The last couple years I have been pondering my life and I've pretty much determined that I've been a fearful person for much of it. That's rather deflating. I mean I thought I was living bravely! My mother died and yet I finished college without missing a beat. And I mean it -- it was no act of cowardice diving into a love affair with a guy who lived through a war, was captured and interrogated by I'm not even sure who -- almost dragged me into covert operations to Tripoli (key word is almost) -- and served as the undergirding for a 14 year career in the hope and survival vocation of a person marked by God and wanted by so many in so many ways. It wasn't just the brain cancer rollercoaster -- but the charisma and the idolatry. The aloneness and the living in the shadows ... and then there was the hardcore medical stuff -- no fun. No ride for the fearful ... and the aftermath -- the loss. The total destruction of my life as I knew it.

And yet here I am -- vertical. Getting up every day living my life -- to the degree to which I am able a day at a time -- raising two enormously amazing kids who continue to stun me with their own courageousness and brillance and independence ... Fearfully? I have wonderously discovered over the last 2 plus years that I have shed that stupid scardey-cat'ness. It really seems to be gone. Why and how?

I can not count the number of saints who have told me that they pray for me regularly. REGULARLY. First of all, that's entirely humbling. I'm amazed that people even think of me enough to pray for me ever -- but to pray for me regularly?! Wow. That's so wonderful and I thank them and instantaneously realize and acknowledge that it is because of their prayers that I stand! That I wake and rise and live my life at all! My gratitude is too great to measure.

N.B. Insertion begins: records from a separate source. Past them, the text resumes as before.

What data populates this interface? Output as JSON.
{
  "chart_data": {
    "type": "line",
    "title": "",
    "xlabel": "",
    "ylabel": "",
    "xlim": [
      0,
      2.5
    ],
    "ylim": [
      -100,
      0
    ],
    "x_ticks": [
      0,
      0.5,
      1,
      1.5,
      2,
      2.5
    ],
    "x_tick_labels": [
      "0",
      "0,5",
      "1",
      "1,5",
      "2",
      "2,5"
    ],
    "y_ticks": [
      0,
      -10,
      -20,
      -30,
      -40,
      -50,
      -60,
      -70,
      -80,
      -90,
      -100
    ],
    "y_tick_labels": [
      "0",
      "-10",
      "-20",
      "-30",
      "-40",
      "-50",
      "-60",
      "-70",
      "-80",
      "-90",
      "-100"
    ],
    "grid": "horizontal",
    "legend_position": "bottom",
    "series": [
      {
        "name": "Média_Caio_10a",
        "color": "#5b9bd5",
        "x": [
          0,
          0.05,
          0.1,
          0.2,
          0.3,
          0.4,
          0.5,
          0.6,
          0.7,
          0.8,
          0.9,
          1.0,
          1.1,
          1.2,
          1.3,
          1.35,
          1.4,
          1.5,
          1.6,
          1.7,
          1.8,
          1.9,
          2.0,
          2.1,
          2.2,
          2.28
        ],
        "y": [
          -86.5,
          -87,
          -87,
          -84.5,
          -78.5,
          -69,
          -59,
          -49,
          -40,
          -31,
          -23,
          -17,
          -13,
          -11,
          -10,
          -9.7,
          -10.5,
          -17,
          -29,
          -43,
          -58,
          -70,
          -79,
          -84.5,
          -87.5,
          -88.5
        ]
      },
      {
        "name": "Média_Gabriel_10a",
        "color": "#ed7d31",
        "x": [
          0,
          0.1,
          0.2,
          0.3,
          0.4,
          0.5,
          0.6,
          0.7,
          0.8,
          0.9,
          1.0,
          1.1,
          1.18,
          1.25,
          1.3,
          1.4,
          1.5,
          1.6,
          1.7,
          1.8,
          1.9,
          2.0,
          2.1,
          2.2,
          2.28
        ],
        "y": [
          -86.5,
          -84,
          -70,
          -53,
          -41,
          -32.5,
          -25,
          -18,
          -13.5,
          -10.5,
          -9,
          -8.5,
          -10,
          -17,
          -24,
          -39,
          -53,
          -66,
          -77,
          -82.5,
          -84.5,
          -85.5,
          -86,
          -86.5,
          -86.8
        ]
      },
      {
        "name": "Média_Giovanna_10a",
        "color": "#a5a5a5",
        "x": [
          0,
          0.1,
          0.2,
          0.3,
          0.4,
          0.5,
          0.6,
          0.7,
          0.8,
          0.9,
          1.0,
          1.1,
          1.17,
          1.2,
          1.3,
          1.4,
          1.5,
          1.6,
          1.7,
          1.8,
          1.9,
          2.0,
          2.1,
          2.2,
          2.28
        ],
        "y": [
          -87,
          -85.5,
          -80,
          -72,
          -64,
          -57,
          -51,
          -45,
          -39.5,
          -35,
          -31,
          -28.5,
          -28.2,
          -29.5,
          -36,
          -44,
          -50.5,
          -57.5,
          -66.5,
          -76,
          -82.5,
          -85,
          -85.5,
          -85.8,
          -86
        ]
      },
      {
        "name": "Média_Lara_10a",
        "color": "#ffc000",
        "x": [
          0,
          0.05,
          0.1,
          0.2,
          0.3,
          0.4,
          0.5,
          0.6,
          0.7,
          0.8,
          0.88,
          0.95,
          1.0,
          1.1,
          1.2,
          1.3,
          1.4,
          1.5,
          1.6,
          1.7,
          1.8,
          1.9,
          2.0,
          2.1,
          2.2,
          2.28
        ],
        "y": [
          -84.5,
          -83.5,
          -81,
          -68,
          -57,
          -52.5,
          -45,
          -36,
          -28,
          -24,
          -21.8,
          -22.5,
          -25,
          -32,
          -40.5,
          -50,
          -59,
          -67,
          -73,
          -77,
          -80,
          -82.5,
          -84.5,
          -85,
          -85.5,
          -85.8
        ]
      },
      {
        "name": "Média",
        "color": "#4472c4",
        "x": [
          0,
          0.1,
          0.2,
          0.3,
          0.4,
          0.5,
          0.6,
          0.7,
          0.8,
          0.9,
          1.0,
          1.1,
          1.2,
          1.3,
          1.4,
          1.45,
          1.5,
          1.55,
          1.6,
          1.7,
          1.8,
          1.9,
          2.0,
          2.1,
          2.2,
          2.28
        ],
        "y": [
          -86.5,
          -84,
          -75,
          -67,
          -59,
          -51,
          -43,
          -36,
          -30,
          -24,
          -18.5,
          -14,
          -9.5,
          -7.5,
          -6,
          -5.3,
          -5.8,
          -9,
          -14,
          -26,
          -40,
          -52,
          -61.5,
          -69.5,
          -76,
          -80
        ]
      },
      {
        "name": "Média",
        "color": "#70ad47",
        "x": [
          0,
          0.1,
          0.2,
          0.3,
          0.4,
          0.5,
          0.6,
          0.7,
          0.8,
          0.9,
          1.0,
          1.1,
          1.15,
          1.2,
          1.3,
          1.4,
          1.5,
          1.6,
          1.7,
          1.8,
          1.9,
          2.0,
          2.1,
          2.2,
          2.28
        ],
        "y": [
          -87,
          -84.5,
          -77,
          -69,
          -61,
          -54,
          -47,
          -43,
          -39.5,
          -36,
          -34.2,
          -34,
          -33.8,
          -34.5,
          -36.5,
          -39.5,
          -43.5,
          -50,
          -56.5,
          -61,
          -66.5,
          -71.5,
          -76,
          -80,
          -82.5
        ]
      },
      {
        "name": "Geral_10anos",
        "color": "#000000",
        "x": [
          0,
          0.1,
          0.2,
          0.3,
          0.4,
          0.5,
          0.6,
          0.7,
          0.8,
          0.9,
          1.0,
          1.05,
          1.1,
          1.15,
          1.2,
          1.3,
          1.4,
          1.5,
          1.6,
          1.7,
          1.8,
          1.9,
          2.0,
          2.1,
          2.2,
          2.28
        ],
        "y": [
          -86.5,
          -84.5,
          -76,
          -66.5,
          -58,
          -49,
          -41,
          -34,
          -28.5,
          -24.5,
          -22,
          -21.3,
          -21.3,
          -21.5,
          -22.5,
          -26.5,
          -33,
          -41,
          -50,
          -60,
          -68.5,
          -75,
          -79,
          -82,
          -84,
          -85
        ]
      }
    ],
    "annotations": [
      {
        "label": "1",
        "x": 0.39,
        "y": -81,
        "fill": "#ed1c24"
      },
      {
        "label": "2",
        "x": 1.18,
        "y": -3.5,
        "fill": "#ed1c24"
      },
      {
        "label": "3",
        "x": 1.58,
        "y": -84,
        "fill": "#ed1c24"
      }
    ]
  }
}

Do their prayers also push aside this fear that has been my lifemate and give me liberty therefrom? I think so! I don't feel like I have to fight to be me anymore. I feel like I can simply ... be me. And I am sad because it took 48 years to happen! That it took all this trauma and all this survivor stuff to get here. I want my kids to just be who they are with no fear! and I think they are. I think I've hidden my scaredey-cat'ness from them such that they haven't assumed that stupid, sad, wasteful cloak that I've worn most of my life. Thank you, God, that they are just them.

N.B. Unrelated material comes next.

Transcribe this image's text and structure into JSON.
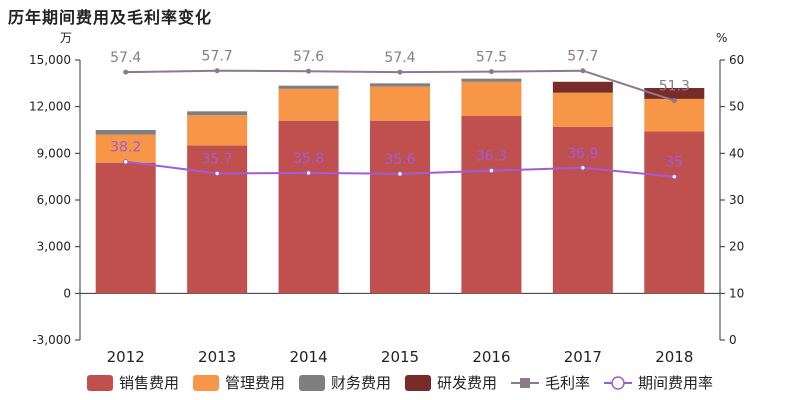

So why does it matter now? I really am not afraid. Sometimes I worry about money -- about my future. Of course I "worry" about my kids' safely -- their good health -- their decisions and choices -- but I'm not really afraid anymore. I find myself moving into new situations without that old friend cautioning me and chiding me -- I find I walk taller -- smile more fully -- question stupid stuff up front! Where did that come from? Age? Experience? Trauma? Survival? Independence? A combination, of course ... but I like it.

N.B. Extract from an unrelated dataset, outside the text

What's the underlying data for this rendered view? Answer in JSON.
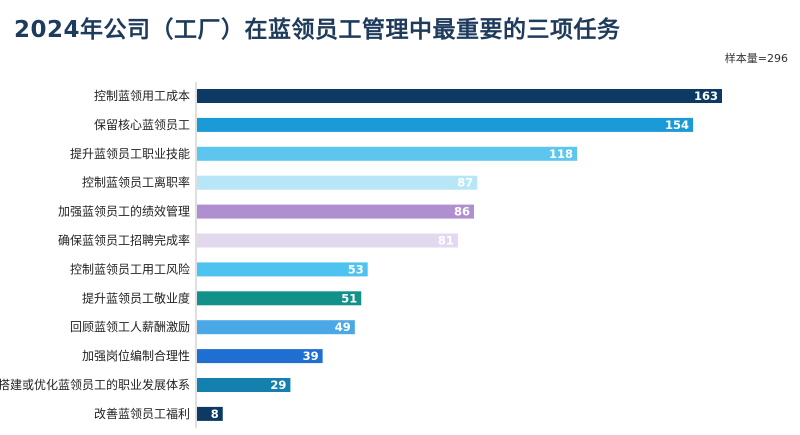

I don't know what's next. I hope I can pay the bills I have waiting for me here on the desk. Hmmm. I got new shoes -- platform sandals, encouraged by college girlies -- and they make me feel young(er) and pretty brave. I fearlessly walked into a bar a few weeks ago and actually talked to strangers -- gasp. Who is this and what have I done with myself? I'm living my life, possibly for the first time ever just for me -- and it's exciting and not as scary as I thought. Don't get me wrong -- I loved my life as a wife and mom -- and I'll always be a mom -- but right now, it's just me and my dog -- and God. I'm kinda having fun exploring this new world. Of course I'm still "me," so there will never be any over the top wild stuff, but still, I feel a little more bold in new ways -- less difficult ways. Bravery and courageousness that is required is way different. This is a liberating kind of bravery -- more self-ISH than self-LESS. I can dabble in that for a while, right? Bring it on.